La différence avec le cas fini, cependant, c'est que cette équivalence est étonnamment plus difficile à prouver dans le cas transfini : j'ai donné une implémentation des tableau dans le langage (0) sans tableaux pour le cas fini, il est facile de se rendre compte que cette implémentation ne marche plus du tout dans le cas transfini (par exemple, si je remplis toutes les cases d'un tableau numérotées par des entiers naturels de la valeur 1, avec cette implémentation et à cause de la convention limite sup, j'obtiens un tableau dont toutes les cases sont nulles !).

La démonstration de l'équivalence qu'on trouve dans la littérature mathématique (dans l'article de Ronald Jensen & Carol Karp, Primitive Recursive Set Functions, in: Dana Scott (ed.), Axiomatic Set Theory (Los Angeles 1967) AMS 1971, Proc. Sympos. Pure Math. 13, p. 143–176 ; et spécifiquement théorèmes 3.3 et 4.6) est vraiment compliquée et même si en principe elle donne le codage recherché, il serait extraordinairement fastidieux de la transcrire sous la forme d'un programme : essentiellement, elle utilise une des constructions de Gödel pour représenter les ensembles constructibles comme des ordinaux. On en conclut que toutes les fonctions primitives récursives d'ensembles restreintes aux ordinaux sont primitives récursives sur les ordinaux, donc qu'autoriser le langage à manipuler directement des ensembles (ou, ce qui n'est assurément pas plus fort, des tableaux ordinaux→ordinaux) ne renforce rien : le point crucial est qu'à tout moment, l'ensemble ou le tableau va être constructible.

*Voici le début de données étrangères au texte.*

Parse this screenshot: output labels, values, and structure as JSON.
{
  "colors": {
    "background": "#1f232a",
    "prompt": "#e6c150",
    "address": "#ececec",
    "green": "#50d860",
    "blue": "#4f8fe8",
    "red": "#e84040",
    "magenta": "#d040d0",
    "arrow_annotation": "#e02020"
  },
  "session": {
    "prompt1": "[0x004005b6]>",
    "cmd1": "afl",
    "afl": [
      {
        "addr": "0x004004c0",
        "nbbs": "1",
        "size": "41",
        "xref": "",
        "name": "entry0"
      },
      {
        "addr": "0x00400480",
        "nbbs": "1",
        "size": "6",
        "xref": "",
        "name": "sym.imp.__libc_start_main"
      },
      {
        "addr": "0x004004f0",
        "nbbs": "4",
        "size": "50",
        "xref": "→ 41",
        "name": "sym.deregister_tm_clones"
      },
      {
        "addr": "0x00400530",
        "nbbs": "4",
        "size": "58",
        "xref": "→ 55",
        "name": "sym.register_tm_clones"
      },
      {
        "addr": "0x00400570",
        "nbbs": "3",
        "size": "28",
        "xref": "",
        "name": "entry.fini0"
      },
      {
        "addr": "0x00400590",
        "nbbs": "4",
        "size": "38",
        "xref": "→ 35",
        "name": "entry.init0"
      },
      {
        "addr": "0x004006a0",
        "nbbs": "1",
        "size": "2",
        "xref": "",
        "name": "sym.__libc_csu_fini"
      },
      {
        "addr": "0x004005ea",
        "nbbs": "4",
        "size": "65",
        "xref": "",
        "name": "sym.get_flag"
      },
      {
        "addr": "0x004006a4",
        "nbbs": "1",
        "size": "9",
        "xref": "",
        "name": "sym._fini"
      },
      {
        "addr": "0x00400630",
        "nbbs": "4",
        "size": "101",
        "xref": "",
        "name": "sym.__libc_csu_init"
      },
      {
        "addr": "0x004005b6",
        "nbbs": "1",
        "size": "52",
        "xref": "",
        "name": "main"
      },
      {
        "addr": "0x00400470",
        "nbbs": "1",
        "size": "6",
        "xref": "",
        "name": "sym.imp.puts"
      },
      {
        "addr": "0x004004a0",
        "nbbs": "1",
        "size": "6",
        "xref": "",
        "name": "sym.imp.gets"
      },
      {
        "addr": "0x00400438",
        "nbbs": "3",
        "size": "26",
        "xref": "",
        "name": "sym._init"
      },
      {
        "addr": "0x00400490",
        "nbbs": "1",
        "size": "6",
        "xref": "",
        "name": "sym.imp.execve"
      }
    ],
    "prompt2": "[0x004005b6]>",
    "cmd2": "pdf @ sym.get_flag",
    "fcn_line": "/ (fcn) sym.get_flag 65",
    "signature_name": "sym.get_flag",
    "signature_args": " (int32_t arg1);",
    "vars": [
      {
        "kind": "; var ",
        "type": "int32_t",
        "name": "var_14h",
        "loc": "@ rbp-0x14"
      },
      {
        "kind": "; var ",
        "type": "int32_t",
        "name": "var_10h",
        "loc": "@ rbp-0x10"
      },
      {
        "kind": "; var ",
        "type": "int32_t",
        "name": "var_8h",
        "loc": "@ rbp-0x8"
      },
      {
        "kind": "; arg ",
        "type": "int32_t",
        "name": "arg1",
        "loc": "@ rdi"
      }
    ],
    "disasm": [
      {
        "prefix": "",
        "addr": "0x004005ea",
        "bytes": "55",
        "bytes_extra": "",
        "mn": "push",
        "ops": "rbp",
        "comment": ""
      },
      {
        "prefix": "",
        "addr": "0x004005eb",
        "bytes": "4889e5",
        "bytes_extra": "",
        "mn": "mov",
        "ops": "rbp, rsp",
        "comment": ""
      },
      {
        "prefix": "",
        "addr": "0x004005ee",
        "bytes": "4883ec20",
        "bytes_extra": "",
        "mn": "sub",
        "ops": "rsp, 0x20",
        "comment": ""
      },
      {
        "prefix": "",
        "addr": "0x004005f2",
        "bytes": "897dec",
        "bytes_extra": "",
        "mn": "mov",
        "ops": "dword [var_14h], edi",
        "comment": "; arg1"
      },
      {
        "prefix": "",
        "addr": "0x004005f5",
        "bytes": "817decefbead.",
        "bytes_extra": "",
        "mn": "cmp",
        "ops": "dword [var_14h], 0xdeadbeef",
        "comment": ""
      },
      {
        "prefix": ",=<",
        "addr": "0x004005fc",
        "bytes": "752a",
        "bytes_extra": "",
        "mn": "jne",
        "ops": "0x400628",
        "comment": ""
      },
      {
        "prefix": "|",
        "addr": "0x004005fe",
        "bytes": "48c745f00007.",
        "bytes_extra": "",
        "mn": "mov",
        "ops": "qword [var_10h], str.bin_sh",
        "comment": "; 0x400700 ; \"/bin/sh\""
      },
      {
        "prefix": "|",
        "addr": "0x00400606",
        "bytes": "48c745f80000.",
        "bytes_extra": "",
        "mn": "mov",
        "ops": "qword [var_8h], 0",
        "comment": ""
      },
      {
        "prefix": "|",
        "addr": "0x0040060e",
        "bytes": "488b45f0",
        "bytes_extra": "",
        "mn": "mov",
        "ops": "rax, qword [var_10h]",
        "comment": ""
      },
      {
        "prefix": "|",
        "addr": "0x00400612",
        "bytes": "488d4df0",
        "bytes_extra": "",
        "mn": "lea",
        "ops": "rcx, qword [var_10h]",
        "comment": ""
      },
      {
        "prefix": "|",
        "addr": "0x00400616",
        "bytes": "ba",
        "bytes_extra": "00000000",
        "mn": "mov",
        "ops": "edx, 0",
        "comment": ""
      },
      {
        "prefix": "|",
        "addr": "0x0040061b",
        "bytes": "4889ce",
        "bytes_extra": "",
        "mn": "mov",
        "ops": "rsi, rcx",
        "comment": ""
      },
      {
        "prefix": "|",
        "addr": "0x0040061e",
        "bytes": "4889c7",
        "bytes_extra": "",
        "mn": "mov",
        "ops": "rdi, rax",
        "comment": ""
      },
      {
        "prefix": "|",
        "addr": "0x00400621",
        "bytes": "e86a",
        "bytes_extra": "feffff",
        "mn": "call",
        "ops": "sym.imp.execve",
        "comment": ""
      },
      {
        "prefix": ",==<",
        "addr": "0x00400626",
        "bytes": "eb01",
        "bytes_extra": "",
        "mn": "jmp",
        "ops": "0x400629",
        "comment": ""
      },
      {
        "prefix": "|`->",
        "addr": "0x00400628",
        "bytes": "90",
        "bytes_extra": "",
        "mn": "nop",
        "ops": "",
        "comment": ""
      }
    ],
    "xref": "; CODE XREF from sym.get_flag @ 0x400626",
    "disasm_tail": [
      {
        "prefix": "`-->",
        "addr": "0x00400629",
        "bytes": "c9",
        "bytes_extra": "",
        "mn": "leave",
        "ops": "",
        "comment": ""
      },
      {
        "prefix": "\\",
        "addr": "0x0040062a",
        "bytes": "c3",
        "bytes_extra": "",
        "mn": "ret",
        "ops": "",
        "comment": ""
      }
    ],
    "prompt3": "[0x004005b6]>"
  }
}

J'avoue que cette histoire me rend un peu malheureux : je me dis qu'un truc pareil ne devrait pas être trop compliqué, ne devrait pas faire intervenir la théorie des ensembles dans un langage qui se contente a priori de parler d'ordinaux. Je trouve que l'introduction des tableaux gâche un peu la pureté et la simplicité de mon langage de programmation, mais d'un autre côté, si je ne les mets pas, je ne sais pas, dans la pratique, faire tout ce que je veux avec (même si je sais qu'en théorie c'est possible), à commencer par l'écriture d'un « interpréteur à essence », et ça me contrarie. Je ne sais pas à quel point l'obstacle est fondamental ou si la complexité de la démonstration donnée par Jensen & Karp (référence ci-dessus) est due à la technique de leur approche. (Peut-être qu'une réponse est contenue dans la thèse soutenue en 1974 par Stanley H. Stahl sous la direction de Peter Hinman, Classes of Primitive Recursive Ordinal Functions, je vais essayer de mettre la main dessus même si ce n'est pas forcément évident.)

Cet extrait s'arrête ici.